Location
- 15A 1989 Revolution Boulevard, Timișoara
- Coordinates: 45°45′21″N 21°14′8″E﻿ / ﻿45.75583°N 21.23556°E

Information
- Former name: Institute of Nursing Assistants
- Type: High school, post-secondary school
- Established: 1942
- Authority: Ministry of National Education
- Principal: Adriana Sopon
- Staff: 82
- Language: Romanian
- Colors: White and red
- Website: cnanaaslan-tm.ro

= Ana Aslan National College (Timișoara) =

Ana Aslan National College is a high school in Timișoara named after Romanian gerontologist Ana Aslan. It also features a post-secondary school that educates students in the field of nursing.

== History ==
Ana Aslan College is the successor to the former Institute of Nursing Assistants, established in 1942, with a three-year study program.

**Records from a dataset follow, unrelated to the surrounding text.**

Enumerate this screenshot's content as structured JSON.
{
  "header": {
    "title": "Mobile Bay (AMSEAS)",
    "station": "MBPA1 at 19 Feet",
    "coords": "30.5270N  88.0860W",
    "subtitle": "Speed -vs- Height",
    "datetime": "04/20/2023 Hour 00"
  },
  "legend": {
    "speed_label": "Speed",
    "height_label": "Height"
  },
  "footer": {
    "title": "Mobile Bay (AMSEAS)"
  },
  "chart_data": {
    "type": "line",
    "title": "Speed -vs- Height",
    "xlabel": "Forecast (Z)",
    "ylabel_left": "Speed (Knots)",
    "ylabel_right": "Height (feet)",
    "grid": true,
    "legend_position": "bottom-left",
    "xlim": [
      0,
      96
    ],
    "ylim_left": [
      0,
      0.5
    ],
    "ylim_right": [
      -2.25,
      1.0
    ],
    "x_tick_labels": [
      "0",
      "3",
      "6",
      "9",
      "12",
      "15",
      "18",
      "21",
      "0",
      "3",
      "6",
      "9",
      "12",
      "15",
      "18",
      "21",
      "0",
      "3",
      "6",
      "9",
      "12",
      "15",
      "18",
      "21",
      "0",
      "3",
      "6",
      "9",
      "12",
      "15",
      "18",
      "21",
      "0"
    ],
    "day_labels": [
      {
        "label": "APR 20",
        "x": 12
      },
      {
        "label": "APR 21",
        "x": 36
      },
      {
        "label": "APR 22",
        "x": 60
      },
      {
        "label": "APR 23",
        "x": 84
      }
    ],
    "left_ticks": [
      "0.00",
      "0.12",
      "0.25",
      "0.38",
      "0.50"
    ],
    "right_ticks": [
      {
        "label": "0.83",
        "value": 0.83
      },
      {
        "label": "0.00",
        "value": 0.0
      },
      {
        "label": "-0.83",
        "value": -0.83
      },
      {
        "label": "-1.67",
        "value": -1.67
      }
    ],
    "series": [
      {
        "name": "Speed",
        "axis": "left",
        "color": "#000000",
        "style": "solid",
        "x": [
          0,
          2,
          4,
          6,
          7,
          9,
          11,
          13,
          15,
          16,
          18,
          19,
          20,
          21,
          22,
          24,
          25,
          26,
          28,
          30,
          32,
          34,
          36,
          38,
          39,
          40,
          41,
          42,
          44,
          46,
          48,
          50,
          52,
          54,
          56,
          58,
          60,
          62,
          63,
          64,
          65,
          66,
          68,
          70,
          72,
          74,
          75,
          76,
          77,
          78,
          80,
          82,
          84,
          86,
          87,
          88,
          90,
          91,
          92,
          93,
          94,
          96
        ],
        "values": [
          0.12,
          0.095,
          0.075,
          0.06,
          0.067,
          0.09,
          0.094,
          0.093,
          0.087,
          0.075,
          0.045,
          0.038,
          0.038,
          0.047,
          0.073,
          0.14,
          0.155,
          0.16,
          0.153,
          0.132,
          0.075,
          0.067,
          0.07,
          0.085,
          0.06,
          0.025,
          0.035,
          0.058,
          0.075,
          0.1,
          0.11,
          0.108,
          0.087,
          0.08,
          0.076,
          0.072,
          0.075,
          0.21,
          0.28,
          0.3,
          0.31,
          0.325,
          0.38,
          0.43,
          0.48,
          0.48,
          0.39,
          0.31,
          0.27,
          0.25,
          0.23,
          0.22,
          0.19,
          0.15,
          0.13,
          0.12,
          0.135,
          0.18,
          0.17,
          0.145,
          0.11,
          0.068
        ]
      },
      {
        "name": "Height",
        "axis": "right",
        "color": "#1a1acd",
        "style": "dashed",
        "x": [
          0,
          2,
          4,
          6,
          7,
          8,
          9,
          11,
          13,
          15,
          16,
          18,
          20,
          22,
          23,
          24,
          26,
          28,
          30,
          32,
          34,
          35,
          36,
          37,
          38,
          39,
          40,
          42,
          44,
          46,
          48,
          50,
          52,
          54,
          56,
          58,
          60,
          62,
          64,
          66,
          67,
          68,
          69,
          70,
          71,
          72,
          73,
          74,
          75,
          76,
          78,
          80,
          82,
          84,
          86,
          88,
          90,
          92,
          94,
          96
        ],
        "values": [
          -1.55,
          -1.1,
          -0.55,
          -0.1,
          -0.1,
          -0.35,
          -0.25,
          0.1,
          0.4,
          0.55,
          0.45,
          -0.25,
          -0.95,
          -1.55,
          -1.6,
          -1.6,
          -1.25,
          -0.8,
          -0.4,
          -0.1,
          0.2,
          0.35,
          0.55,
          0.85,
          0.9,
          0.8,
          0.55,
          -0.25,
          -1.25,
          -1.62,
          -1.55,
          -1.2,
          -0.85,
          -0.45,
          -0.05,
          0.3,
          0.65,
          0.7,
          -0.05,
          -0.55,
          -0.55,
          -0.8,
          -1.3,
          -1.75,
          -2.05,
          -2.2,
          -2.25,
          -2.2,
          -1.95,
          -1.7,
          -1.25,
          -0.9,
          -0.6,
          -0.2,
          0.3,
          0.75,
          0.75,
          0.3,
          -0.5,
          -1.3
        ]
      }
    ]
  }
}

It was transformed into a sanitary high school in 1948 – feldshers, with a four-year study program. In 1959 the sanitary high school was abolished, and the post-secondary school was transferred to the Sanitary Technical School in Arad, until 1972. Since 1972, as a result of the reorganization, the institution has been transformed into a sanitary school group, with two forms of organization: high school and post-secondary school. It functioned again as a sanitary high school between 1978 and 1990. In 1992, the high school became a school group again, and in 1996 it became a college; it got its current name in 1999.

The current building in which the college operates was built in 1950.